Children of Paradise (1945) – wenn Kunst lebendig wird
Das Leben ist wie eine Bühne. Es ist aber selten, dass die Bühne, ob in Form von Film, Theater oder sonstiger Kunst, wahrhaftig lebendig wird – und eine dieser sehr raren Ausnahmeererscheinungen ist „Children of Paradise“. Gefilmt während der deutschen Besetzung Frankreichs, nahm er bei seiner Veröffentlichung 1945 ein Symbol der Freiheit an. Selbst wenn man von diesem Kontext absieht, bleibt ein Werk verworren in Schmerz und Hoffnung, das so großartig den Zeitgeist, vielleicht sogar jeden Zeitgeist, einfängt.
Ich habe wohl den größten Soft-Spot für Filme über Kunst und da kommt es gelegen, dass „Children of Paradise“ eines der vollkomensten Werke über genau jene ist. Der Film spielt in der Theaterszene in Paris. Hauptfokus sind der Pantomieme Baptiste, der Schauspieler Frèdèrick und Garance, in die beide verliebt sind. Erst ihr Dritter Verehrer komplementiert aber diesen Kneul aus Sehnsucht und Eifersucht: Pierre-François. Er ist Verbrecher und Schriftsteller zugleich.
„Children of Paradise“ hat mich insofern an einen meiner Lieblingsfilme „The Red Shoes“ erinnert, als dass er auf ähnliche Weise die Kunst und das Leben gegenübergestellt. Es ist hier der Pantomieme, der gleichzeitig dem unsichtbaren (der wahren Liebe) hinterherläuft und seinen Gefühlen keinen Ausdruck verleihen kann, der Schauspieler, dessen wahrer Charakter lange unklar bleibt, da er ihn unter zahlreichen Rollen verbirgt und der Schriftsteller, der das wahre Leben durch Verbrechen genauso versucht zu kontrollieren wie seine Geschichten.
Verhältnismäßig große Passagen des Films sind dabei die Theaterstücke, die Garance, Baptiste und Frèdèrick performen und diese spiegeln ihre Situation, ihr Leben. Sie spielen die Vergangenheit, die aber in derselben Weise der Gegenwart gleicht. Wie im Film selbst auf sehr intelligente Weise angemerkt wird, unterscheidet sich eine Komödie nur in der Erzählweise von einer Tragödie – und genau in der gleichen Weise unterscheidet sich das Leben von der Kunst.

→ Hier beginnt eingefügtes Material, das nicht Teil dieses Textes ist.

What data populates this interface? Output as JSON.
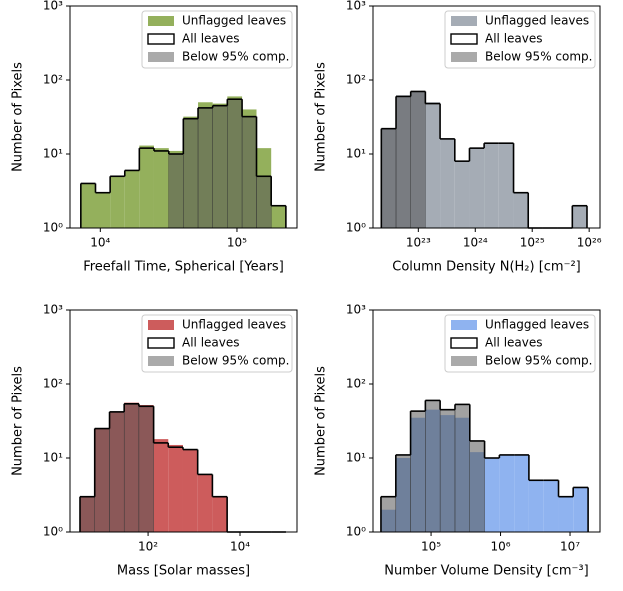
{
  "chart_data": [
    {
      "type": "histogram",
      "xlabel": "Freefall Time, Spherical [Years]",
      "ylabel": "Number of Pixels",
      "xscale": "log",
      "yscale": "log",
      "legend": "upper right",
      "bins": [
        7200,
        9220,
        11800,
        15100,
        19300,
        24700,
        31700,
        40500,
        51900,
        66400,
        85000,
        109000,
        139000,
        178000,
        228000
      ],
      "series": [
        {
          "name": "Unflagged leaves",
          "color": "#94b05c",
          "values": [
            4,
            3,
            5,
            6,
            13,
            12,
            11,
            32,
            50,
            48,
            60,
            40,
            12,
            2
          ]
        },
        {
          "name": "All leaves",
          "color": "#000000",
          "values": [
            4,
            3,
            5,
            6,
            12,
            11,
            10,
            30,
            42,
            45,
            55,
            32,
            5,
            2
          ]
        },
        {
          "name": "Below 95% comp.",
          "color": "#555555",
          "values": [
            0,
            0,
            0,
            0,
            0,
            0,
            10,
            30,
            42,
            45,
            55,
            32,
            5,
            0
          ]
        }
      ],
      "xlim": [
        6000,
        275000
      ],
      "xticks": [
        {
          "value": 10000,
          "label": "10⁴"
        },
        {
          "value": 100000,
          "label": "10⁵"
        }
      ],
      "ylim": [
        1,
        1000
      ],
      "yticks": [
        {
          "value": 1,
          "label": "10⁰"
        },
        {
          "value": 10,
          "label": "10¹"
        },
        {
          "value": 100,
          "label": "10²"
        },
        {
          "value": 1000,
          "label": "10³"
        }
      ]
    },
    {
      "type": "histogram",
      "xlabel": "Column Density N(H₂) [cm⁻²]",
      "ylabel": "Number of Pixels",
      "xscale": "log",
      "yscale": "log",
      "legend": "upper right",
      "bins": [
        2.24e+22,
        4.06e+22,
        7.35e+22,
        1.33e+23,
        2.41e+23,
        4.37e+23,
        7.91e+23,
        1.43e+24,
        2.59e+24,
        4.7e+24,
        8.51e+24,
        1.54e+25,
        2.79e+25,
        5.06e+25,
        9.16e+25
      ],
      "series": [
        {
          "name": "Unflagged leaves",
          "color": "#a5acb5",
          "values": [
            22,
            62,
            70,
            50,
            16,
            8,
            12,
            14,
            14,
            3,
            0,
            0,
            0,
            2
          ]
        },
        {
          "name": "All leaves",
          "color": "#000000",
          "values": [
            22,
            60,
            70,
            48,
            16,
            8,
            12,
            14,
            14,
            3,
            0,
            0,
            0,
            2
          ]
        },
        {
          "name": "Below 95% comp.",
          "color": "#555555",
          "values": [
            22,
            60,
            70,
            0,
            0,
            0,
            0,
            0,
            0,
            0,
            0,
            0,
            0,
            0
          ]
        }
      ],
      "xlim": [
        1.6e+22,
        1.55e+26
      ],
      "xticks": [
        {
          "value": 1e+23,
          "label": "10²³"
        },
        {
          "value": 1e+24,
          "label": "10²⁴"
        },
        {
          "value": 1e+25,
          "label": "10²⁵"
        },
        {
          "value": 1e+26,
          "label": "10²⁶"
        }
      ],
      "ylim": [
        1,
        1000
      ],
      "yticks": [
        {
          "value": 1,
          "label": "10⁰"
        },
        {
          "value": 10,
          "label": "10¹"
        },
        {
          "value": 100,
          "label": "10²"
        },
        {
          "value": 1000,
          "label": "10³"
        }
      ]
    },
    {
      "type": "histogram",
      "xlabel": "Mass [Solar masses]",
      "ylabel": "Number of Pixels",
      "xscale": "log",
      "yscale": "log",
      "legend": "upper right",
      "bins": [
        3.3,
        6.9,
        14.5,
        30.2,
        63.1,
        132,
        275,
        575,
        1200,
        2510,
        5250,
        11000,
        22900,
        47900,
        100000
      ],
      "series": [
        {
          "name": "Unflagged leaves",
          "color": "#cd5c5c",
          "values": [
            3,
            25,
            42,
            56,
            52,
            18,
            15,
            13,
            6,
            3,
            0,
            0,
            0,
            1
          ]
        },
        {
          "name": "All leaves",
          "color": "#000000",
          "values": [
            3,
            25,
            42,
            54,
            50,
            16,
            14,
            13,
            6,
            3,
            0,
            0,
            0,
            1
          ]
        },
        {
          "name": "Below 95% comp.",
          "color": "#555555",
          "values": [
            3,
            25,
            42,
            54,
            50,
            0,
            0,
            0,
            0,
            0,
            0,
            0,
            0,
            0
          ]
        }
      ],
      "xlim": [
        2,
        174000
      ],
      "xticks": [
        {
          "value": 100,
          "label": "10²"
        },
        {
          "value": 10000,
          "label": "10⁴"
        }
      ],
      "ylim": [
        1,
        1000
      ],
      "yticks": [
        {
          "value": 1,
          "label": "10⁰"
        },
        {
          "value": 10,
          "label": "10¹"
        },
        {
          "value": 100,
          "label": "10²"
        },
        {
          "value": 1000,
          "label": "10³"
        }
      ]
    },
    {
      "type": "histogram",
      "xlabel": "Number Volume Density [cm⁻³]",
      "ylabel": "Number of Pixels",
      "xscale": "log",
      "yscale": "log",
      "legend": "upper right",
      "bins": [
        19000,
        31100,
        50700,
        82800,
        135000,
        221000,
        361000,
        589000,
        962000,
        1570000,
        2560000,
        4180000,
        6830000,
        11100000,
        18200000
      ],
      "series": [
        {
          "name": "Unflagged leaves",
          "color": "#8fb3f0",
          "values": [
            2,
            10,
            35,
            45,
            38,
            35,
            12,
            10,
            11,
            11,
            5,
            5,
            3,
            4
          ]
        },
        {
          "name": "All leaves",
          "color": "#000000",
          "values": [
            3,
            11,
            43,
            60,
            45,
            53,
            17,
            10,
            11,
            11,
            5,
            5,
            3,
            4
          ]
        },
        {
          "name": "Below 95% comp.",
          "color": "#555555",
          "values": [
            3,
            11,
            43,
            60,
            45,
            53,
            17,
            0,
            0,
            0,
            0,
            0,
            0,
            0
          ]
        }
      ],
      "xlim": [
        14600,
        27000000
      ],
      "xticks": [
        {
          "value": 100000,
          "label": "10⁵"
        },
        {
          "value": 1000000,
          "label": "10⁶"
        },
        {
          "value": 10000000,
          "label": "10⁷"
        }
      ],
      "ylim": [
        1,
        1000
      ],
      "yticks": [
        {
          "value": 1,
          "label": "10⁰"
        },
        {
          "value": 10,
          "label": "10¹"
        },
        {
          "value": 100,
          "label": "10²"
        },
        {
          "value": 1000,
          "label": "10³"
        }
      ]
    }
  ]
}
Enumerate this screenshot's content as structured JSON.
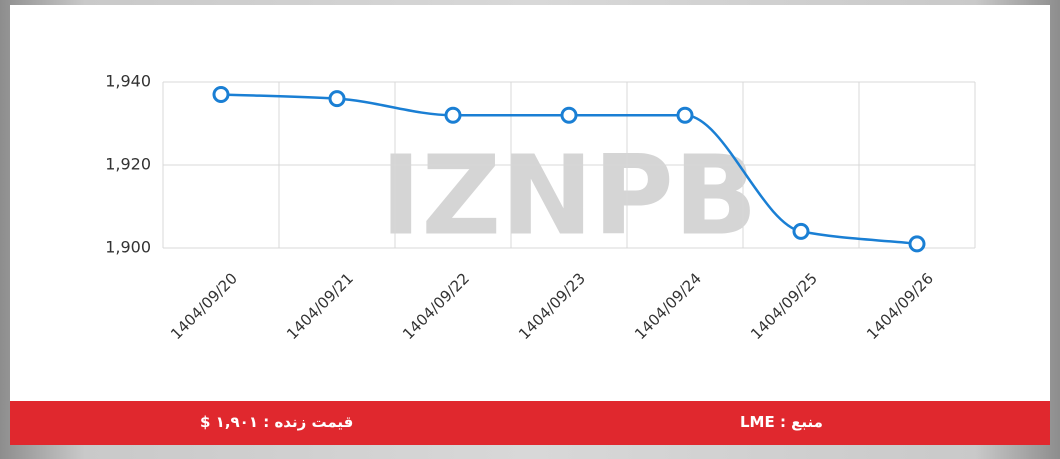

Gespickt mit unheimlich weisen und poetischen Dialogen schafft es Marcel Carnè so ein wahres Kunstwerk von unfassbarer Schönheit zu kreieren. Das Leben und der Traum sind hier eins und das ist gleichzeitig die größte Hoffnung, als auch der größte Schrecken. Definitiv aber ist es ein absolut lebensbejaendes Werk, das die Kernessenz der Kunst, der Erzählung und des Lebens traumhaft einfängt. Nach all diesen Worten habe ich trotzdem das Gefühl erst einem kleinen Bruchteil des Films Ausdruck verliehen zu haben, denn „Children of Paradise“ ist so monumental und vollkommen, dass nichts dieser Seherfahrung gleicht.